錢度和紀昀是老相識。沒有進北闈時,常在一道會文吃酒。當了官一個出外任,一個留京,睽隔日久,今日又會在一處。錢度在燈下打量紀昀,只見他氣度恢宏舉止安詳,錢度不禁笑道:「前陣在筵席上對詩,後又給主子娘娘治病,佔盡了風流,起先以為只是小意思,今日窺見大道,竟有滿腹的治國經綸。看你的城府,也是愈來愈深,我輩已經攀附不及,不是一個台面上人了。」紀昀聽了一笑。他已經接到尹繼善的信,知道錢度在南京泡妓院的事。很想規勸幾句,但錢度在雲南銅礦整頓有方,乾隆銅錢流通量驟增幾倍,由此東南各省商產大盛,是朝野皆知的治事能吏了,就不再口孽,遂笑道:「我哪有什麼風流?你才佔盡風流哩!銅政上的事,你不必說,前頭都有折子。這就要調你戶部任侍郎。方才治河的事讓你聽,也有讓你知聞的意思。聽聽有益。」錢度不禁一怔,說道:「是戶部?我怎麼聽成刑部了?」
「原也有去刑部的話,票擬好,皇上想了幾天,又變了主意,說戶部差使繁瑣,還是要錢度這樣的幹練人。」紀昀說道,「戶部一滿一漢兩個尚書。丁建勛病了半年,已經歿了,那個圖思德是圖里琛的族弟,武將出身,操不來心。你雖是侍郎,其實一多半部務壓在你身上。這也是得到皇上格外垂青的恩典。老衡你可要心裡明白。」
錢度雙掌一合,一個「好」字已到口邊,忽然覺得輕浮,就勢一拱,說道:「錢度原是微末之員,仰邀聖恩,不次超遷到方面司官,已經是過望。原說去刑部,心裡是有些忐忑,恐怕不能勝任,負了皇上一片諄諄寄託之望。想不到皇上反覆權衡,仍叫到戶部當差。

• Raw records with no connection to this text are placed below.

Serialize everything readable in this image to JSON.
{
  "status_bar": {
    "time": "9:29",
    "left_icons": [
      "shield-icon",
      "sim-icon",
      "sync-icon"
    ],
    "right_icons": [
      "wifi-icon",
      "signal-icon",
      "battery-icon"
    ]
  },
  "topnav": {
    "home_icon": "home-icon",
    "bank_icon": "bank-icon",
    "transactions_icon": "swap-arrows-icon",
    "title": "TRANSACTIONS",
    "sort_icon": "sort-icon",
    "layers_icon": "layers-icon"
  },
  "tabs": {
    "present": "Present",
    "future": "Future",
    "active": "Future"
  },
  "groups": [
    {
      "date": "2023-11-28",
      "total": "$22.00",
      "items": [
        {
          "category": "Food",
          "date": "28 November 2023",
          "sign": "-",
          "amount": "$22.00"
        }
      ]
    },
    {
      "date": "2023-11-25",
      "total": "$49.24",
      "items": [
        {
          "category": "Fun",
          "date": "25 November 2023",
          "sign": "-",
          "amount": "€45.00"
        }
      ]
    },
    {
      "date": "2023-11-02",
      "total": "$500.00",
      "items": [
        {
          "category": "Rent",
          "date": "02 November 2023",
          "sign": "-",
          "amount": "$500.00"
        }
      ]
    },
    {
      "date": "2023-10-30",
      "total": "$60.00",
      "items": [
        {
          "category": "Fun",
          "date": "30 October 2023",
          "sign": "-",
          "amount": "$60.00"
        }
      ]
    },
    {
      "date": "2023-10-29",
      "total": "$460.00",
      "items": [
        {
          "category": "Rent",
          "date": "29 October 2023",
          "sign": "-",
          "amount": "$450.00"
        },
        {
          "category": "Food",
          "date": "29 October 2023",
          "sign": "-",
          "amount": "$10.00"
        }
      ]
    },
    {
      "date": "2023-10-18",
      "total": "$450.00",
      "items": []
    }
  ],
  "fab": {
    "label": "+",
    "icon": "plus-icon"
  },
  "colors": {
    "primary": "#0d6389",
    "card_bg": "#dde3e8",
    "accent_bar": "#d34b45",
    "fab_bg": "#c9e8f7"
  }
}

錢度何幸,受主子如此知遇之恩!不敢以熟手自許,唯勤慎恭肅、慄慄戰兢、努力從事。這層心境如果皇上召見時不及表達,務請曉嵐公代為轉奏。」紀昀初見他興奮得目光一閃,聽是這番話,反覺比鄂善、莊友恭來得貼切,笑道:「這個何消吩咐?」又出門看看,道:「大約也差不多了,我們丹墀上候著去。」
於是二人一同走出偏殿,沿滴水檐徑直向東直趨大殿門口,在隔扇大玻璃門前鵠立等候。果聽裡邊乾隆在說話,似乎接見已到尾聲:「回去各自辦好差使。莊友恭朕沒有多的吩咐,南闈之後就留任南京學政,隨後還有恩旨。朕倒不慮你操行不純,怕的是你專門挑選潦倒書生,心有偏向就不能公正取士。鄂善,本來有很多話要囑你,但你自己都說了,朕心裡很歡喜。從來官清似水,吏滑如油,不小心是不成的。你去看看《夢溪筆談》。包公那麼聰察嚴肅的人,吏員們照樣蒙蔽他。可不警惕麼?此輩小人,無官之職,有官之權。從來站衙之利,過於坐衙,這是要格外小心的。真正要整頓河務,要學著點錢度──你們不是朋友嗎?學著點。讀一讀王漁洋寫的《沈鍾傳》,你也會有心得,朕敢說錢度他就讀過。朕也給你殺人權,但殺人還是要小心。朕和劉統勛裁奪秋決,一個一個犯人都是反覆甄別。殺一個人,或為人父、人母、人夫、人婦、人子、人女,看似無關,其實一牽連就是一家、一族甚或幾族,豈可不慎麼?河務積弊太多了,康熙年間每年花二百五十萬兩能辦的事,現在花近八百萬,怎麼就辦不下來?所以你初去,還是手狠些,待到見好,轉為撫安,明白麼?」接著便聽到他二人哽咽聲、謝恩聲、叩頭聲。紀昀報名帶錢度進殿,兩個人衣裳窸窣至御前叩拜。卻一時沒聽乾隆叫起,好像在御案上翻弄什麼,良久才聽乾隆說道:「朕突然心動,這三卷裡恐怕是有冤枉的。統勛,這幾卷留下,朕再仔細看看,都免勾了,到明年再說。其餘的,發文到刑部秋決照允執行。」二人這才知道劉統勛也留在殿裡。便聽劉統勛粗重渾濁的聲音說道:
「這三卷,奴才這會子也把不定了。但這樣一來,今年才勾決二百十一名人犯,比之往年,似乎降得太多了點,奴才有點疑思不定。」
只聽乾隆爽朗一笑,說道:「殺人少了還是好事。貞觀年間,最盛時天下勾決只有二十九人。朕可沒聽說魏徵、房玄齡他們『疑思』。不要疑惑,這是治世之祥禎。你著實累了。回去吧,傅恆,叫兩個太監攙著他出去!」這才轉臉對紀、錢二人道:「你們起來。」二人忙行禮起來。錢度在燈下看了看乾隆臉色,說道:「法駕進城時奴才曾瞻仰過御容,比那天似乎又略清減了些,眼角有點發暗,敢怕是勞乏過度了……奴才遠離主子在雲南銅礦,雖時有恩詔奏議往返,終歸不能如在京時,隨時即能覲見,又事事無處請示,常恐自己魯莽浮躁誤了主子的事。每當月夜,常在孤嶺下獨對白燭,思主、戀主黯然淚下。今日回到主子跟前,心裡這份歡喜真難以名狀。」說罷便拭淚。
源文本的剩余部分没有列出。